In another all too common example, a woman will arrive in Canada sponsored by a Canadian spouse through the family class sponsorship application, only to find that the relationship quickly turns abusive. The woman is then placed in a difficult situation: she can either remain in the relationship until the application is processed in order to secure her permanent status in Canada, or leave the relationship. In the second scenario, the sponsorship process stops once the marital breakdown occurs, and the woman may find herself without status in Canada.
As with most of the Immigration lawyers across Canada, CLG has had to adapt its services in response to laws and policies that change on a daily basis. While we are not strictly an advocacy organization, we advocate for our clients to the best of our ability in light of these changes. This could mean working closely with the client to meet tight deadlines, ensuring that the client is aware of upcoming changes to the law, or, more recently, facilitating a client’s participation in litigation challenging aspects of the new laws.
In addition, our clients often face other complex legal problems that may or may not affect their immigration status. Fortunately, through CLG’s other programs, including:
- Domestic Violence Legal Intervention and Family Law;
- Criminal Law;
- Homeless Outreach;
- Social Benefits Advocacy; and
- Elder Law
CLG is able to assist low-income newcomers and immigrants facing additional types of legal challenges.
The work we do in the immigration program is challenging and fascinating, often sad, yet always rewarding. To date, we have assisted clients who come from 51 different countries, and each one has a unique story to tell.
The immigration program currently consists of four in-house staff, supported by a dedicated team of volunteers. The work we do in the immigration program is challenging and fascinating, often sad, yet always rewarding. To date, we have assisted clients who come from 51 different countries, and each one has a unique story to tell. Although the program does not have the resources to provide full representation to everyone, we believe that every client who walks through the door should be able to leave with something of value, whether it is brief summary advice or a referral to another agency.

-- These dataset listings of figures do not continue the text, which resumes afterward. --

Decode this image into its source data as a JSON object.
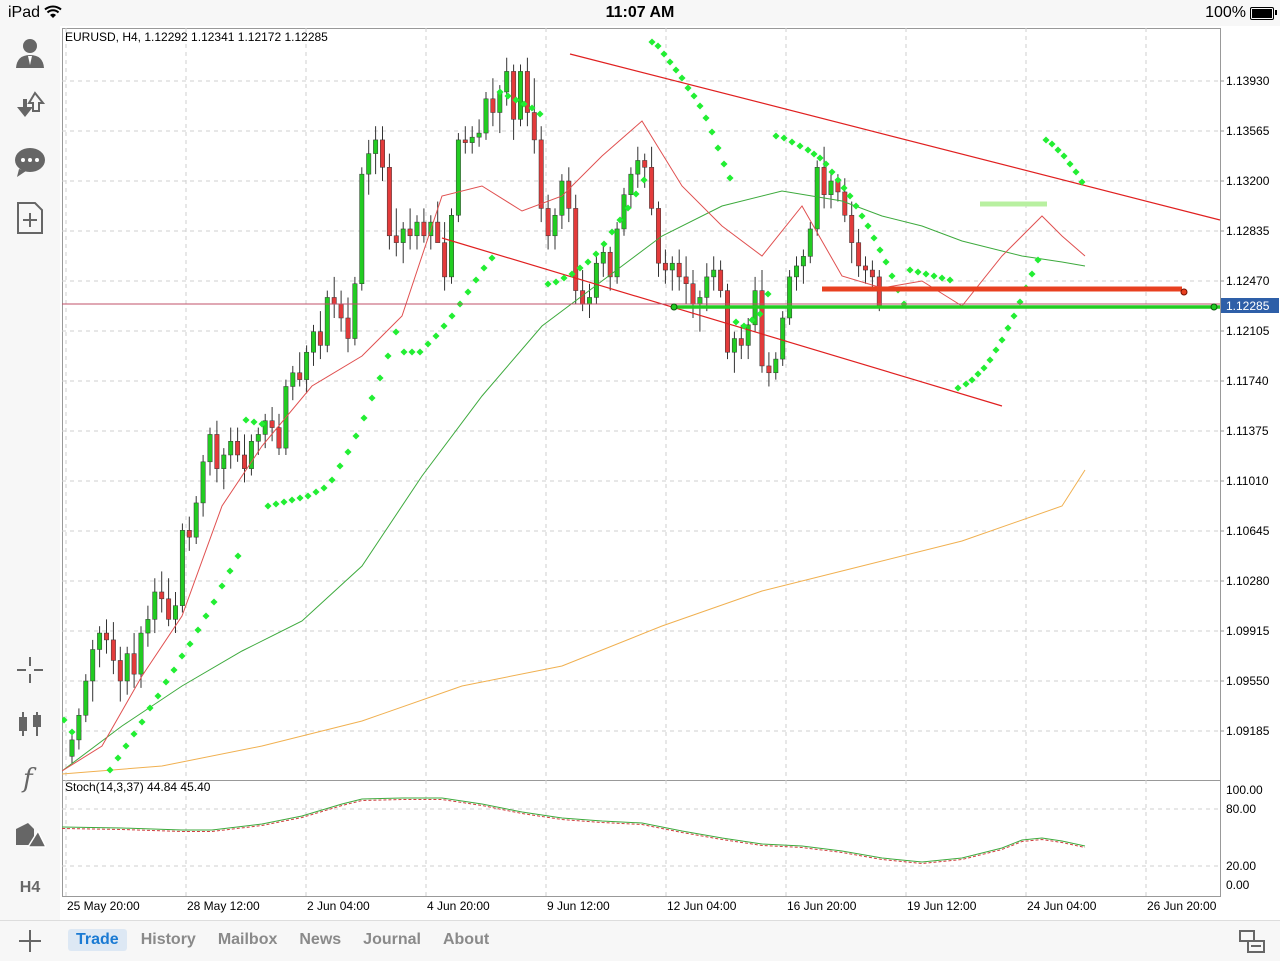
{
  "status_bar": {
    "device": "iPad",
    "time": "11:07 AM",
    "battery": "100%"
  },
  "toolbar": {
    "account_icon": "person-icon",
    "trade_icon": "buy-sell-arrows-icon",
    "chat_icon": "chat-bubble-icon",
    "new_order_icon": "new-document-icon",
    "crosshair_icon": "crosshair-icon",
    "chart_type_icon": "candlestick-icon",
    "indicators_icon": "function-icon",
    "objects_icon": "shapes-icon",
    "timeframe_label": "H4"
  },
  "chart": {
    "symbol_info": "EURUSD, H4, 1.12292 1.12341 1.12172 1.12285",
    "price_levels": [
      "1.13930",
      "1.13565",
      "1.13200",
      "1.12835",
      "1.12470",
      "1.12105",
      "1.11740",
      "1.11375",
      "1.11010",
      "1.10645",
      "1.10280",
      "1.09915",
      "1.09550",
      "1.09185"
    ],
    "current_price": "1.12285",
    "time_labels": [
      "25 May 20:00",
      "28 May 12:00",
      "2 Jun 04:00",
      "4 Jun 20:00",
      "9 Jun 12:00",
      "12 Jun 04:00",
      "16 Jun 20:00",
      "19 Jun 12:00",
      "24 Jun 04:00",
      "26 Jun 20:00"
    ],
    "stoch_info": "Stoch(14,3,37) 44.84 45.40",
    "stoch_levels": [
      "100.00",
      "80.00",
      "20.00",
      "0.00"
    ],
    "colors": {
      "bull": "#22cc22",
      "bear": "#e33b3b",
      "psar": "#22ee33",
      "channel": "#e02020",
      "ma_green": "#3daa3d",
      "ma_orange": "#f0b050",
      "ma_red": "#e05050",
      "price_label_bg": "#2e5fa8"
    }
  },
  "tabs": [
    {
      "label": "Trade",
      "active": true
    },
    {
      "label": "History",
      "active": false
    },
    {
      "label": "Mailbox",
      "active": false
    },
    {
      "label": "News",
      "active": false
    },
    {
      "label": "Journal",
      "active": false
    },
    {
      "label": "About",
      "active": false
    }
  ],
  "bottom": {
    "add_icon": "plus-icon",
    "window_icon": "window-layout-icon"
  }
}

CLG as an organization started over 40 years ago, as a small, primarily student-run, legal clinic. Since then, CLG has expanded to 25 staff – including lawyers, students, advocates and administrative professionals. However, we still rely heavily on our volunteer base – without the support from the legal community we would not be able to reach so many people. In that regard, CLG runs free legal clinics on-site every weekday evening. The immigration program works closely with various immigrant serving agencies, including the Calgary Immigrant Women’s Association, Centre for Newcomers and Immigrant Services Calgary, to run free legal advice clinics and deliver public legal education workshops.